Они не ведают, что творят». Христос.
Три гроба, неизвестность и страх... всё это я испытал, когда на второй день пребывания в станице, решил съездить к Нине Ивановной: родной тётки моей жены.
— В другой раз съездишь, — сказала жена. — Дождь собирается, а дорога к хутору плохая. Завязнешь.
Небо действительно не сулило ничего хорошего. Набегали плотные небольшие тучки, и, прирастая друг к другу, постепенно закрывали небосвод чёрным слоем.
— Да что тут ехать, — ответил я. — До хутора тринадцать километров. Проскочу. Да и Солнце ещё в силе. А кроме того, давно не ездили и не знаем, как она?
Дорога была ухабистая, рытвинная, с кочками. Приходилось петлять, чтобы не влететь в колдобину. По сторонам тянулись корявые, низкорослые посадки местами с живыми, а иногда и с обожжёнными деревьями, похожими на отполированные скелеты древних чудовищ.

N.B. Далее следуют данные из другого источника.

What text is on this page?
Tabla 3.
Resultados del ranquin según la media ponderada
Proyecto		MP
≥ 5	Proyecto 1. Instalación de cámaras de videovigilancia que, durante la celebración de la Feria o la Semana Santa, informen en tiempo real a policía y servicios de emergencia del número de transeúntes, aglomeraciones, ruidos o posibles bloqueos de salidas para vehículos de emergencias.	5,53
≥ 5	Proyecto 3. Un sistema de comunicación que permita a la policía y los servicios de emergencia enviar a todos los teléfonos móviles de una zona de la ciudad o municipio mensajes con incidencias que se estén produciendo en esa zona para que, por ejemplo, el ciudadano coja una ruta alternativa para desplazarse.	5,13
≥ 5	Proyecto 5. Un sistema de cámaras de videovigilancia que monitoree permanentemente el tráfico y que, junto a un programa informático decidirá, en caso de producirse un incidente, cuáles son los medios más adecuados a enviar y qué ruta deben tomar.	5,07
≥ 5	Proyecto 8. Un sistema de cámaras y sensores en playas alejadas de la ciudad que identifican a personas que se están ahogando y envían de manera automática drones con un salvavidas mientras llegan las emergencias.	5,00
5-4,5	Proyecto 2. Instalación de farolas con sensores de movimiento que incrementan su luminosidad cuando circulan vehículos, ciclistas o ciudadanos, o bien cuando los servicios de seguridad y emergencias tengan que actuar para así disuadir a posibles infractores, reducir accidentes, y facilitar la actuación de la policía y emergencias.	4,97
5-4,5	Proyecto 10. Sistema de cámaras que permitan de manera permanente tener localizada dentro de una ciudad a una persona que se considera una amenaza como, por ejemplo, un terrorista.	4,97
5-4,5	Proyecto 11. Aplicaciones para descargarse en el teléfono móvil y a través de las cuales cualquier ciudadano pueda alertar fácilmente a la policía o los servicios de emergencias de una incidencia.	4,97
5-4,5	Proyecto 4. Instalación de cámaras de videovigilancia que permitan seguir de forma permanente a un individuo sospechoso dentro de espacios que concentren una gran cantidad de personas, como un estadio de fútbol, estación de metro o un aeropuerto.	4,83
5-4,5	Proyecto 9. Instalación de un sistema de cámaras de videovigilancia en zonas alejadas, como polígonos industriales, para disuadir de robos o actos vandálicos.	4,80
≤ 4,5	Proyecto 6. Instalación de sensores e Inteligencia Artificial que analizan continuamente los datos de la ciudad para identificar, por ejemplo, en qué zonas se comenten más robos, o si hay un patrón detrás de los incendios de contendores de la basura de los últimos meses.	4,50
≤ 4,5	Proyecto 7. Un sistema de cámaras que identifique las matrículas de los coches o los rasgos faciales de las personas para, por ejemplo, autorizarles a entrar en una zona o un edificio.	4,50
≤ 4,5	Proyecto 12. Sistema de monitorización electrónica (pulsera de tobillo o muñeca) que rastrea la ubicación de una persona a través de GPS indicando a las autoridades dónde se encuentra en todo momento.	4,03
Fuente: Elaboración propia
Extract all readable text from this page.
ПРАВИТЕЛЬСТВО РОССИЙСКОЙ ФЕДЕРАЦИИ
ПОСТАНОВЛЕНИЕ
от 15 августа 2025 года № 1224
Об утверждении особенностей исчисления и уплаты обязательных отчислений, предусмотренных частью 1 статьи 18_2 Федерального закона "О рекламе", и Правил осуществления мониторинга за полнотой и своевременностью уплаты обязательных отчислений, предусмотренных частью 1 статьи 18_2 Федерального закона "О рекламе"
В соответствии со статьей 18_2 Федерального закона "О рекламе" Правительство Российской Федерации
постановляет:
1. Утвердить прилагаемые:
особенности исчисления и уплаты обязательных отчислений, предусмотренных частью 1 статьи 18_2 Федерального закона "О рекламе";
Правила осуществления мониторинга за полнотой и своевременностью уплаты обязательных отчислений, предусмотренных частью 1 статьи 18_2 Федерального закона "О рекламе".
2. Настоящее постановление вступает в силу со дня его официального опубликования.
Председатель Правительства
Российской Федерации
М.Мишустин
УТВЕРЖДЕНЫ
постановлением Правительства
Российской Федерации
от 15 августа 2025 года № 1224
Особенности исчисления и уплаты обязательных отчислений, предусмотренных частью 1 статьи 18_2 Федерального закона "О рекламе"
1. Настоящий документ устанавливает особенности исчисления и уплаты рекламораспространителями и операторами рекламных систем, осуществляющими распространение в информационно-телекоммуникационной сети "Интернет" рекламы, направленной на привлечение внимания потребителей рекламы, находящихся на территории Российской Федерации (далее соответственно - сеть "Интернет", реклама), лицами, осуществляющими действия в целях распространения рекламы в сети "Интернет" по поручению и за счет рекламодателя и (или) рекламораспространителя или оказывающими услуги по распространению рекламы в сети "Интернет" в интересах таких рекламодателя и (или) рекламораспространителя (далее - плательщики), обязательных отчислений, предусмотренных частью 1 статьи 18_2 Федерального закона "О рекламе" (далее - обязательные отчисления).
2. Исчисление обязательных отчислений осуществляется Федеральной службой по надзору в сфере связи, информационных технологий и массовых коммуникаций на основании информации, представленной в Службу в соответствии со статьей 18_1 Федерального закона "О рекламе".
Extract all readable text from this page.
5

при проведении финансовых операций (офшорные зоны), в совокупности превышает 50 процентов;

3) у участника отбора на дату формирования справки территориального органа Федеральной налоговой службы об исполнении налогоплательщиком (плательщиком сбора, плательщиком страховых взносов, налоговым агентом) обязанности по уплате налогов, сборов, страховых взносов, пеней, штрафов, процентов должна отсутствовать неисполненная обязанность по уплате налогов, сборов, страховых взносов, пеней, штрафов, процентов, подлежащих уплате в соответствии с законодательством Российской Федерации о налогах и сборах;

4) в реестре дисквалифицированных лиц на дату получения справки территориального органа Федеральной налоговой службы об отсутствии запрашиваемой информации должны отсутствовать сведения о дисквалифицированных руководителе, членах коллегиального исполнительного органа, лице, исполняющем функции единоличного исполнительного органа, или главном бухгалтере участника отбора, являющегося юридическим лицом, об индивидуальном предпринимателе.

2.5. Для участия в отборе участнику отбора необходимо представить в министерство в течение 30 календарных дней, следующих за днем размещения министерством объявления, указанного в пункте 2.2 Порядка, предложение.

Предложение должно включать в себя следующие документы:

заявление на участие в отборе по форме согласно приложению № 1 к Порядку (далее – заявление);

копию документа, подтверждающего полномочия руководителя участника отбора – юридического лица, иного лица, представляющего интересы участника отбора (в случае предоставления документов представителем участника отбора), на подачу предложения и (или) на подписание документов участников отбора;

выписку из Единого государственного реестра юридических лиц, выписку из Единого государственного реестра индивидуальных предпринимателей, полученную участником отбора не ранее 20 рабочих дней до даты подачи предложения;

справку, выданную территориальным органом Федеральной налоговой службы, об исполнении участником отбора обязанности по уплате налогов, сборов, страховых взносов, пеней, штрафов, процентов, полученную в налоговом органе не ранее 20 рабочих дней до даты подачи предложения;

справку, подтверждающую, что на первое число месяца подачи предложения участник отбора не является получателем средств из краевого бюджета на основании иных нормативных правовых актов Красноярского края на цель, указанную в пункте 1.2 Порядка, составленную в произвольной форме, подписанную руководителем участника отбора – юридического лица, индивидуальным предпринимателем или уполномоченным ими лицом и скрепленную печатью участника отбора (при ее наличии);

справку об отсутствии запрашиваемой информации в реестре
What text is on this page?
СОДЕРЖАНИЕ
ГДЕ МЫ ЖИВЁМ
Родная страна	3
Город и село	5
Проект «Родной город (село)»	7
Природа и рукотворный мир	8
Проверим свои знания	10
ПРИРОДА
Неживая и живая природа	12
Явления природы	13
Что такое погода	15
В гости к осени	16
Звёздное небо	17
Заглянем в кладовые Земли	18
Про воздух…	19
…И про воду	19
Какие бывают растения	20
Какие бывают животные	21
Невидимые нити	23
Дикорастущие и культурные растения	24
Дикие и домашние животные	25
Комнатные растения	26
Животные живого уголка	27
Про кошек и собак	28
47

За посадками насколько хватало взгляду тянулась бурьянная степь с пепельными прогалинами.
Ничто из детства не запало так в мою душу, как запала степь. Бескрайняя, с колыхавшимися волнами высокорослой, упругой травой, вольно гуляющим от ветра перекати — полем, солнцем, словно высеченным в густой синеве неба, пыльным Бахмутским шляхом с абрикосовыми деревьями по обеим сторонам, балками с подснежниками, ландышами, посадками с дикими грушами и яблоками, полянами с ворохом опавших листьев, галочьими гнёздами, шалашом огородника — сторожа, оберегающего совхозную бахчу, водоёмами в гранитных берегах для полива иссушенных полей, сторожевой вышкой и курганами, к которым ходили ещё наши деды и прадеды в надежде на счастье.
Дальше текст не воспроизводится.